In the above formulation, $i$ denotes the stratigraphic layer index, and ${\delta }_i$ represents the borehole fitting degree of the $i$ stratum. $H_{model}^i$ Him denotes the average thickness of the $i$ stratum at the actual borehole locations derived from the geological body generated by the classification model, while $H_{real}^i$ denotes the corresponding actual average stratigraphic thickness obtained from real borehole data. A smaller value of ${\delta }_i$ indicates a larger discrepancy between the model and the real geological conditions, whereas a value closer to 1 implies better agreement between the modeling results and the actual geological situation. In this study, the borehole fitting degree of the VA-HDW-based method is calculated, and the fitting degree results for each stratigraphic layer are summarized in

Table 8. Results of borehole fitting degree calculation.

Stratum	VA-HDW
1	0.9179
2	0.9032
3	0.8763
4	0.9114
5	0.8476
6	0.9157
7	0.9181
Mean value	0.8986

.

4. Discussion

This paper proposes a stratigraphic classification method based on vertical alignment and horizontal distance weighting for stratigraphic spatial point classification. This approach fully exploits geological features, enhances the classification accuracy of stratigraphic spatial points, and provides a solid foundation for geological body modeling. Although the aforementioned research has achieved some phased successes, many areas still require in-depth study and exploration:

• Geological boreholes are not necessarily vertical. For instance, deviated wells are common in hydrocarbon reservoir exploration. To extend the VA-HDW method to deviated well scenarios, additional well trajectory information—such as well inclination angle and azimuth—must be incorporated. This requires transforming the original borehole coordinates to establish a consistent three-dimensional spatial reference system. Building upon this, integrating well trajectory correction with the proposed method and conducting experimental validation on inclined well datasets will serve as a key research direction for future work.
• This paper employs cross-section analysis and borehole fit metrics to compare modeling results. Additional metrics should be considered to evaluate modeling outcomes from diverse perspectives. For instance, establishing geological probability models for each 3D geological body model or utilizing information entropy could assess each 3D geological model from an uncertainty standpoint, thereby validating the feasibility of the modeling approach.

5. Conclusions

This paper focuses on 3D geological modeling methods for borehole data; aiming at issues such as low classification accuracy and difficulties in identifying geological data features in machine learning-based 3D geological modeling of borehole data, it studies the classification methods of stratum spatial points, and by constructing key geological features and measuring the influence degree between stratum spatial points and boreholes, the classification effect of stratum spatial points is improved.
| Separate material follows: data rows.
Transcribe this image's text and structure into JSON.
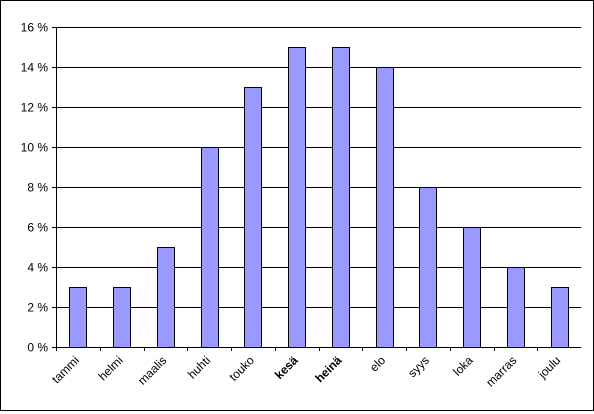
{
  "chart_data": {
    "type": "bar",
    "title": "",
    "xlabel": "",
    "ylabel": "",
    "categories": [
      "tammi",
      "helmi",
      "maalis",
      "huhti",
      "touko",
      "kesä",
      "heinä",
      "elo",
      "syys",
      "loka",
      "marras",
      "joulu"
    ],
    "bold_categories": [
      "kesä",
      "heinä"
    ],
    "values": [
      3,
      3,
      5,
      10,
      13,
      15,
      15,
      14,
      8,
      6,
      4,
      3
    ],
    "unit": "%",
    "y_ticks": [
      "0 %",
      "2 %",
      "4 %",
      "6 %",
      "8 %",
      "10 %",
      "12 %",
      "14 %",
      "16 %"
    ],
    "ylim": [
      0,
      16
    ],
    "grid": true,
    "legend": "none",
    "colors": {
      "bar_fill": "#9999ff",
      "bar_stroke": "#000000",
      "grid": "#000000",
      "background": "#ffffff"
    }
  }
}
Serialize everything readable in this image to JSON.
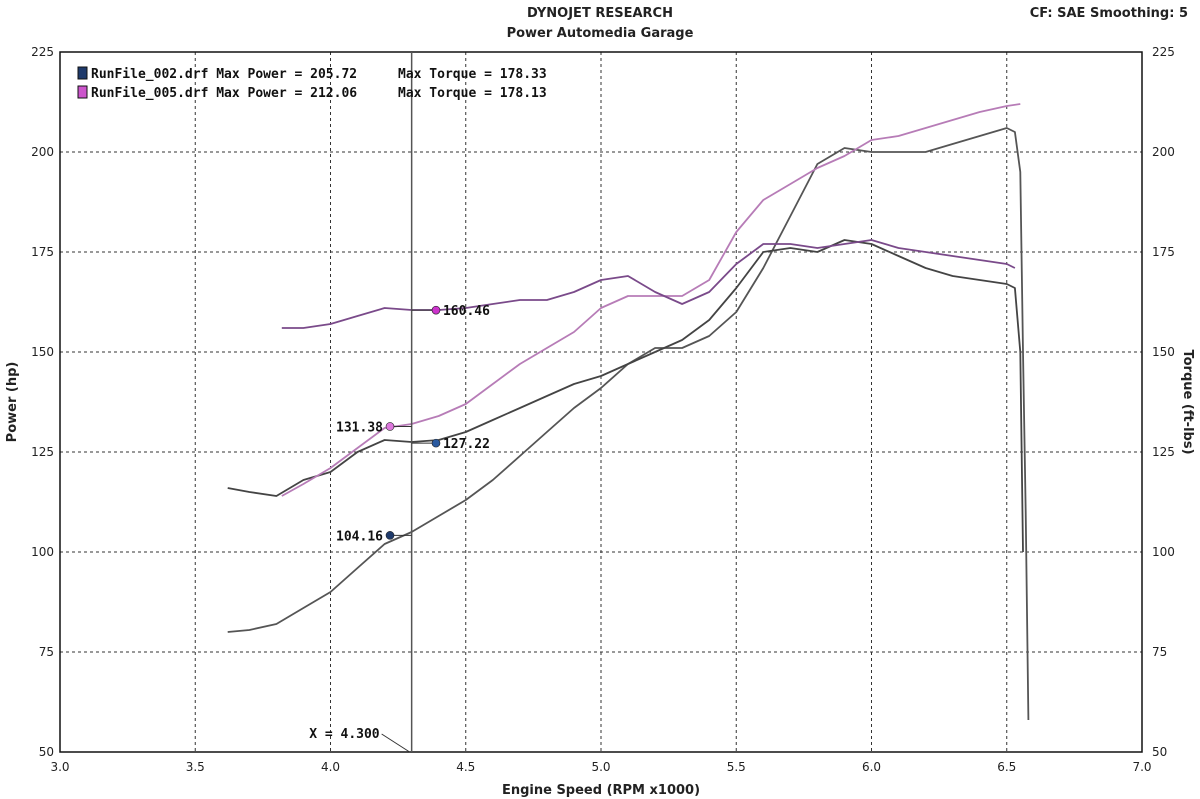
{
  "header": {
    "title": "DYNOJET RESEARCH",
    "subtitle": "Power Automedia Garage",
    "cf_info": "CF: SAE  Smoothing: 5"
  },
  "chart_data": {
    "type": "line",
    "xlabel": "Engine Speed (RPM x1000)",
    "ylabel_left": "Power (hp)",
    "ylabel_right": "Torque (ft-lbs)",
    "xlim": [
      3.0,
      7.0
    ],
    "ylim": [
      50,
      225
    ],
    "x_ticks": [
      "3.0",
      "3.5",
      "4.0",
      "4.5",
      "5.0",
      "5.5",
      "6.0",
      "6.5",
      "7.0"
    ],
    "y_ticks": [
      "50",
      "75",
      "100",
      "125",
      "150",
      "175",
      "200",
      "225"
    ],
    "grid": true,
    "legend_placement": "top-left",
    "legend": [
      {
        "swatch_color": "#1f3a6b",
        "text": "RunFile_002.drf Max Power = 205.72",
        "torque_text": "Max Torque = 178.33"
      },
      {
        "swatch_color": "#cc55cc",
        "text": "RunFile_005.drf Max Power = 212.06",
        "torque_text": "Max Torque = 178.13"
      }
    ],
    "cursor": {
      "x": 4.3,
      "label": "X = 4.300"
    },
    "markers": [
      {
        "x": 4.22,
        "y": 104.16,
        "label": "104.16",
        "color": "#1f3a6b",
        "side": "left"
      },
      {
        "x": 4.22,
        "y": 131.38,
        "label": "131.38",
        "color": "#dd77dd",
        "side": "left"
      },
      {
        "x": 4.39,
        "y": 127.22,
        "label": "127.22",
        "color": "#2a5aa0",
        "side": "right"
      },
      {
        "x": 4.39,
        "y": 160.46,
        "label": "160.46",
        "color": "#cc33cc",
        "side": "right"
      }
    ],
    "series": [
      {
        "color": "#555555",
        "x": [
          3.62,
          3.7,
          3.8,
          3.9,
          4.0,
          4.1,
          4.2,
          4.3,
          4.4,
          4.5,
          4.6,
          4.7,
          4.8,
          4.9,
          5.0,
          5.1,
          5.2,
          5.3,
          5.4,
          5.5,
          5.6,
          5.7,
          5.8,
          5.9,
          6.0,
          6.1,
          6.2,
          6.3,
          6.4,
          6.5,
          6.53,
          6.55,
          6.56,
          6.57,
          6.58
        ],
        "y": [
          80,
          80.5,
          82,
          86,
          90,
          96,
          102,
          105,
          109,
          113,
          118,
          124,
          130,
          136,
          141,
          147,
          151,
          151,
          154,
          160,
          171,
          184,
          197,
          201,
          200,
          200,
          200,
          202,
          204,
          206,
          205,
          195,
          150,
          110,
          58
        ]
      },
      {
        "color": "#444444",
        "x": [
          3.62,
          3.7,
          3.8,
          3.9,
          4.0,
          4.1,
          4.2,
          4.3,
          4.4,
          4.5,
          4.6,
          4.7,
          4.8,
          4.9,
          5.0,
          5.1,
          5.2,
          5.3,
          5.4,
          5.5,
          5.6,
          5.7,
          5.8,
          5.9,
          6.0,
          6.1,
          6.2,
          6.3,
          6.4,
          6.5,
          6.53,
          6.55,
          6.56
        ],
        "y": [
          116,
          115,
          114,
          118,
          120,
          125,
          128,
          127.5,
          128,
          130,
          133,
          136,
          139,
          142,
          144,
          147,
          150,
          153,
          158,
          166,
          175,
          176,
          175,
          178,
          177,
          174,
          171,
          169,
          168,
          167,
          166,
          150,
          100
        ]
      },
      {
        "color": "#b77cb7",
        "x": [
          3.82,
          3.9,
          4.0,
          4.1,
          4.2,
          4.3,
          4.4,
          4.5,
          4.6,
          4.7,
          4.8,
          4.9,
          5.0,
          5.1,
          5.2,
          5.3,
          5.4,
          5.5,
          5.6,
          5.7,
          5.8,
          5.9,
          6.0,
          6.1,
          6.2,
          6.3,
          6.4,
          6.5,
          6.55
        ],
        "y": [
          114,
          117,
          121,
          126,
          131,
          132,
          134,
          137,
          142,
          147,
          151,
          155,
          161,
          164,
          164,
          164,
          168,
          180,
          188,
          192,
          196,
          199,
          203,
          204,
          206,
          208,
          210,
          211.5,
          212
        ]
      },
      {
        "color": "#7a4a8a",
        "x": [
          3.82,
          3.9,
          4.0,
          4.1,
          4.2,
          4.3,
          4.4,
          4.5,
          4.6,
          4.7,
          4.8,
          4.9,
          5.0,
          5.1,
          5.2,
          5.3,
          5.4,
          5.5,
          5.6,
          5.7,
          5.8,
          5.9,
          6.0,
          6.1,
          6.2,
          6.3,
          6.4,
          6.5,
          6.53
        ],
        "y": [
          156,
          156,
          157,
          159,
          161,
          160.5,
          160.5,
          161,
          162,
          163,
          163,
          165,
          168,
          169,
          165,
          162,
          165,
          172,
          177,
          177,
          176,
          177,
          178,
          176,
          175,
          174,
          173,
          172,
          171
        ]
      }
    ]
  }
}
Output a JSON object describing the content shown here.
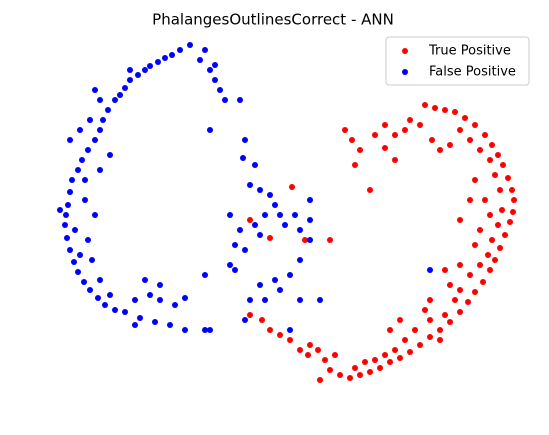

This paper proposes a stratum classification method based on VA-HDW, which constructs features between stratum spatial points and boreholes, contributing to the effective expression of geological features, and based on this method, a neural network structure is designed; through training this network, the accuracy and reliability of stratum classification are enhanced, and the quality of 3D geological body modeling is improved. Experimental verification shows that the method proposed in this paper can enhance the classification effect of stratum spatial points and improve the quality of 3D geological body modeling.